Sinio vs. Shehyee post battle off-stage
Due to the nature of the league and its mechanics, bashing or shaming emcees' relatives is inevitable during the battle. However, in an undercard match between Sinio and Shehyee during the Ahon 7 event on December 16, 2016, Shehyee threw disrespectful lines against Sinio's wife, Bie Sarmiento, during the battle. This led to Sinio aggressively rebutting Shehyee by dissing the latter's girlfriend, internet sensation Ann Mateo. Their match was uploaded on FlipTop's YouTube channel on February 2, 2017 and went viral with over five million views within four days. Sinio's harsh words about Ann Mateo received mixed reactions, and became a hot topic on social media. Controversy arose when Ann Mateo's mother saw the video and threatened Sinio with a lawsuit. Because of the situation, many netizens bashed Shehyee for being unprofessional for his failure to explain to his girlfriend's mother the mechanics of the league. Sinio felt that Shehyee was not to blame and that he understood Ann Mateo's mother's point-of-view. Shehyee tried to help Sinio in addressing the issue with Ann Mateo's mother. Ann Mateo did not share her reaction about the topic.

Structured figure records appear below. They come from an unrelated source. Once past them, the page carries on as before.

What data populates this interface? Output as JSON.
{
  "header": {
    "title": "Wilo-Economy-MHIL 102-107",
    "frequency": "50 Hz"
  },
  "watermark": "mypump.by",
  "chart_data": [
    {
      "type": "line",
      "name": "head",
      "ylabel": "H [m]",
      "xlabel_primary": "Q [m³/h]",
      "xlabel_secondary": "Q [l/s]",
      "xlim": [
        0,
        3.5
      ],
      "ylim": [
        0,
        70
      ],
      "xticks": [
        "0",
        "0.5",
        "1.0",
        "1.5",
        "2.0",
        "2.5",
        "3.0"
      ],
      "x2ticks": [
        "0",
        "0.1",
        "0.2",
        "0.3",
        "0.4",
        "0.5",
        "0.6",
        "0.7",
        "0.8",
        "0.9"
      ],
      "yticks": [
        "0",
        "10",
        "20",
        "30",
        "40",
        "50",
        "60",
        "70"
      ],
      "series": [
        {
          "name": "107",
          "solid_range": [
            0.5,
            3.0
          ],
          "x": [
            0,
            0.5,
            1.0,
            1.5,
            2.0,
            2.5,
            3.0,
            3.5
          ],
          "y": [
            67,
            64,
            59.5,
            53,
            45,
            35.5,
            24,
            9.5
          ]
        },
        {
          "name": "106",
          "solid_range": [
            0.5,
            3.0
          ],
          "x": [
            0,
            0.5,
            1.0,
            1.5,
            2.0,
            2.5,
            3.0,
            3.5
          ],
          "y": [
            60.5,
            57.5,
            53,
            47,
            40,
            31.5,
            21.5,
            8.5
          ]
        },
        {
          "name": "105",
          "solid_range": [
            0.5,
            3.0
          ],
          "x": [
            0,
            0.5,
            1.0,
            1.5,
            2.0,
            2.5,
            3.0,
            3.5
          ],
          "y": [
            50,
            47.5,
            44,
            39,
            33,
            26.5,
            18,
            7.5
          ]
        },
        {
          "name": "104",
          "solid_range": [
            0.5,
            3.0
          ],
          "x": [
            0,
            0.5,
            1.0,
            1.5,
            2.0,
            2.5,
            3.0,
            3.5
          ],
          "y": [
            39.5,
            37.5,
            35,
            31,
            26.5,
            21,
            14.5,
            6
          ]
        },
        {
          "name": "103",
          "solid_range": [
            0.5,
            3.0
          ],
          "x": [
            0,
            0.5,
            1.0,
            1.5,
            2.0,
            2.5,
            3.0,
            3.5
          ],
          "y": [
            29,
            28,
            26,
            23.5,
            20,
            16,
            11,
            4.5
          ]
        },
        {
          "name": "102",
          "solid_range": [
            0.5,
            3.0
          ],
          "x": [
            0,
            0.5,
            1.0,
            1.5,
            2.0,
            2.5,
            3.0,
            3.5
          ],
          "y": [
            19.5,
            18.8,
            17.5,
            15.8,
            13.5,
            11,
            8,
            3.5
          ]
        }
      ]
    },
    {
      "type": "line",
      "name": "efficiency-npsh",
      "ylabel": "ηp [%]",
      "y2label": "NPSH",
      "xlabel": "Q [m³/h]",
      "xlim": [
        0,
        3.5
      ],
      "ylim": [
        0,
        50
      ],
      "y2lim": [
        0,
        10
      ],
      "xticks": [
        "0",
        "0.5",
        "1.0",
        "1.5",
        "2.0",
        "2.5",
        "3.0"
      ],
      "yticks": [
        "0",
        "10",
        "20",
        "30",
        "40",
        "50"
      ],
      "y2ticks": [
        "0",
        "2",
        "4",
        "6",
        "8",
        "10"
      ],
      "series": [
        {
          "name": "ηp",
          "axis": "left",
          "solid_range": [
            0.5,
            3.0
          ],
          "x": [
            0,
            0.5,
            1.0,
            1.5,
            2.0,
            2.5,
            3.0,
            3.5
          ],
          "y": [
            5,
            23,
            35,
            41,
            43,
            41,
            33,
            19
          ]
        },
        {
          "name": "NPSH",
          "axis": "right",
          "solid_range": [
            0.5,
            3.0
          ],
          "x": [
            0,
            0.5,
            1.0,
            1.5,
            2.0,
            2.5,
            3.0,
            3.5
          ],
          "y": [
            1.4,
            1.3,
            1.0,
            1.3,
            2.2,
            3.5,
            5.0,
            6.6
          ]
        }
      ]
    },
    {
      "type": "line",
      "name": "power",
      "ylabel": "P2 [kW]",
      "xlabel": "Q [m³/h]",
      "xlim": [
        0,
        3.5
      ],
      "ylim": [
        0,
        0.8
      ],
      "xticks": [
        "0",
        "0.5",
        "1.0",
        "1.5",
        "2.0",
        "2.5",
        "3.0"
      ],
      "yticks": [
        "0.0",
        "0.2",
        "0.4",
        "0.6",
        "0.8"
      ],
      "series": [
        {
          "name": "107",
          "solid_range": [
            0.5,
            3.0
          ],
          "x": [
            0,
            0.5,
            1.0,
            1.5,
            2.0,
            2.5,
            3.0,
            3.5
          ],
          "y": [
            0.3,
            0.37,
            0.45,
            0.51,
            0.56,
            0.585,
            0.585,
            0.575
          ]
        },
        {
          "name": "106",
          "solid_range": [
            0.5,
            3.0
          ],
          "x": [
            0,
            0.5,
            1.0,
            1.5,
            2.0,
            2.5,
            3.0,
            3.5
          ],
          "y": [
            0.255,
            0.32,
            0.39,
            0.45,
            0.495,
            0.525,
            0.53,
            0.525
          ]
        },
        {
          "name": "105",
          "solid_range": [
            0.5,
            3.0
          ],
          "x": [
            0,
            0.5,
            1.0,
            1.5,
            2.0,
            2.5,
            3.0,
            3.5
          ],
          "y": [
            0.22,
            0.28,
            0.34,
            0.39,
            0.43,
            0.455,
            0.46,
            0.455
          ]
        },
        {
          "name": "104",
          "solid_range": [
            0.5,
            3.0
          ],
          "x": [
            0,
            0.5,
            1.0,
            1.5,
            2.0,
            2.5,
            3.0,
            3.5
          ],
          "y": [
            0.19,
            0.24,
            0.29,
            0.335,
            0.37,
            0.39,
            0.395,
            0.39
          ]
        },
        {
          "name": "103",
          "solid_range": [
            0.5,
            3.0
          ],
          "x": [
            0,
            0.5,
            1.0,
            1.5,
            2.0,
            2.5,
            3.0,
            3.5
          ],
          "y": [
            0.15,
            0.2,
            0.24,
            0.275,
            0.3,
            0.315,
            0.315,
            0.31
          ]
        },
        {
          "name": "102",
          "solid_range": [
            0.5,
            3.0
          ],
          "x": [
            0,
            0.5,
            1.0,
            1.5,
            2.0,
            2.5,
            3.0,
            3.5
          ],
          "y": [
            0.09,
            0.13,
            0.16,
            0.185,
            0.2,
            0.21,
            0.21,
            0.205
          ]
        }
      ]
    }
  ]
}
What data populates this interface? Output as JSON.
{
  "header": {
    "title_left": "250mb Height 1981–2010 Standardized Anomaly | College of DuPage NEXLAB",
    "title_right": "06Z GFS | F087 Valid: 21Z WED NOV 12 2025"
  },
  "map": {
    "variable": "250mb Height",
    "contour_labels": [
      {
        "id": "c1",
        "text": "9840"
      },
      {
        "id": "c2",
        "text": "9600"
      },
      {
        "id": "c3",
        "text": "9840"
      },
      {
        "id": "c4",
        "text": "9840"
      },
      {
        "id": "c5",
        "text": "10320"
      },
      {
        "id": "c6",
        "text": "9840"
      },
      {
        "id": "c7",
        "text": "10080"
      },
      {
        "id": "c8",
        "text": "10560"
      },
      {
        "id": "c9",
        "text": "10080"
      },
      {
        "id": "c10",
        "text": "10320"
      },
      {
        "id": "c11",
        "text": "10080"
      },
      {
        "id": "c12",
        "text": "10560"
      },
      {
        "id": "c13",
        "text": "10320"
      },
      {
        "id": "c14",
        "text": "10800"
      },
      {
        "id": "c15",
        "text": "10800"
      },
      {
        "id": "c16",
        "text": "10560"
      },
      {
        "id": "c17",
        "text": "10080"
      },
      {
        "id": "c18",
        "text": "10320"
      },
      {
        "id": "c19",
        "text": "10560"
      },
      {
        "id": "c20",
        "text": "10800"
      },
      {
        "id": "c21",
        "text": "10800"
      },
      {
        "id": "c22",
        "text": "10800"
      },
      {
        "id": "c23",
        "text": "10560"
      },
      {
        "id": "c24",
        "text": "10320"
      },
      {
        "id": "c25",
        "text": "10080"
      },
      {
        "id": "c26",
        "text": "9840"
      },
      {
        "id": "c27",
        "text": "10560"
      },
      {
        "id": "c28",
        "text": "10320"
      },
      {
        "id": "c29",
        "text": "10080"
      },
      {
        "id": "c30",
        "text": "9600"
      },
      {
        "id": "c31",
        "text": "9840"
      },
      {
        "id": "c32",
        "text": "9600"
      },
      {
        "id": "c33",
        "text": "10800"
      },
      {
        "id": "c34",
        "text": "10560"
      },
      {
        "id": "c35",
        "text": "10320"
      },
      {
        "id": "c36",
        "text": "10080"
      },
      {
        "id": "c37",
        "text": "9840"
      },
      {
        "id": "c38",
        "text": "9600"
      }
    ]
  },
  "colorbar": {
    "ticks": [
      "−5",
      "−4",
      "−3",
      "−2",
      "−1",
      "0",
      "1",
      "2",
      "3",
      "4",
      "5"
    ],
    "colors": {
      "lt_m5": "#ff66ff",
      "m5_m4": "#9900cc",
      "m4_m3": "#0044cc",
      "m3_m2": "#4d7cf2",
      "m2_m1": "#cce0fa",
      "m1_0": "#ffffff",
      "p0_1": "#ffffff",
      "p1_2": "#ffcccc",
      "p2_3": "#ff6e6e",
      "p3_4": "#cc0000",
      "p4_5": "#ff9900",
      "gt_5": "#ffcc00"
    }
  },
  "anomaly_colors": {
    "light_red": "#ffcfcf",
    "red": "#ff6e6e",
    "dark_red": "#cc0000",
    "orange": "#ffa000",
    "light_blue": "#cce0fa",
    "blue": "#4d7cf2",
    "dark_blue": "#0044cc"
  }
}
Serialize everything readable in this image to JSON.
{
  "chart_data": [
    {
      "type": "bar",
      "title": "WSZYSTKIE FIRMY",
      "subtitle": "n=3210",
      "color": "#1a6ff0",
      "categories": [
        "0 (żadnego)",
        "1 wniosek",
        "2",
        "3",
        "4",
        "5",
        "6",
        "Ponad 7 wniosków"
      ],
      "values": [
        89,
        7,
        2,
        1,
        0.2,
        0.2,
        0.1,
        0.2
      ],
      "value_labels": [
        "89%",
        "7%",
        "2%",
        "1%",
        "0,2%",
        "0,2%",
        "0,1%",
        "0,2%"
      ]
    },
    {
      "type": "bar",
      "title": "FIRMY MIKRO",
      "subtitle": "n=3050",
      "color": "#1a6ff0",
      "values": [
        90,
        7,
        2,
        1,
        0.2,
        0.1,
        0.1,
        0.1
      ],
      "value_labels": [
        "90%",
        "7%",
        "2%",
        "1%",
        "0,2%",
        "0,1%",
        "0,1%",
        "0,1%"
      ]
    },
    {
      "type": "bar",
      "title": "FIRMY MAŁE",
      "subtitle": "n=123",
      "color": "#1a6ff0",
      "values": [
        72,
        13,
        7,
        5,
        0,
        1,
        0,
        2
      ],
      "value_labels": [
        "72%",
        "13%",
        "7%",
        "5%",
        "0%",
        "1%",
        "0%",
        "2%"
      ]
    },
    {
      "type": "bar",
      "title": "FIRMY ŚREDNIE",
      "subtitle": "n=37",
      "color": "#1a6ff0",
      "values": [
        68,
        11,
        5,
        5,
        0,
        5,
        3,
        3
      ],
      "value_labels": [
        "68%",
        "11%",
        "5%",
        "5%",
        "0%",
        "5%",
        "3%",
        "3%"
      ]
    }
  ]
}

Reading lyrics during the battle 
When the battle between Pistolero vs Luxuria was uploaded to FlipTop Youtube Channel, viewers noticed Luxuria reading her written lyrics on her smartphone in the middle of the battle instead of memorizing it, raising concerns of unfairness and cheating.

Besides Luxuria, there have been other instances of rappers reading their lyrics. Dopee and his partner Snob was caught in their DosPorDos battle reading their lyrics on a piece of paper for a few seconds. In another instance, rapper LilWeng pulled out an earphone to listen to his verses.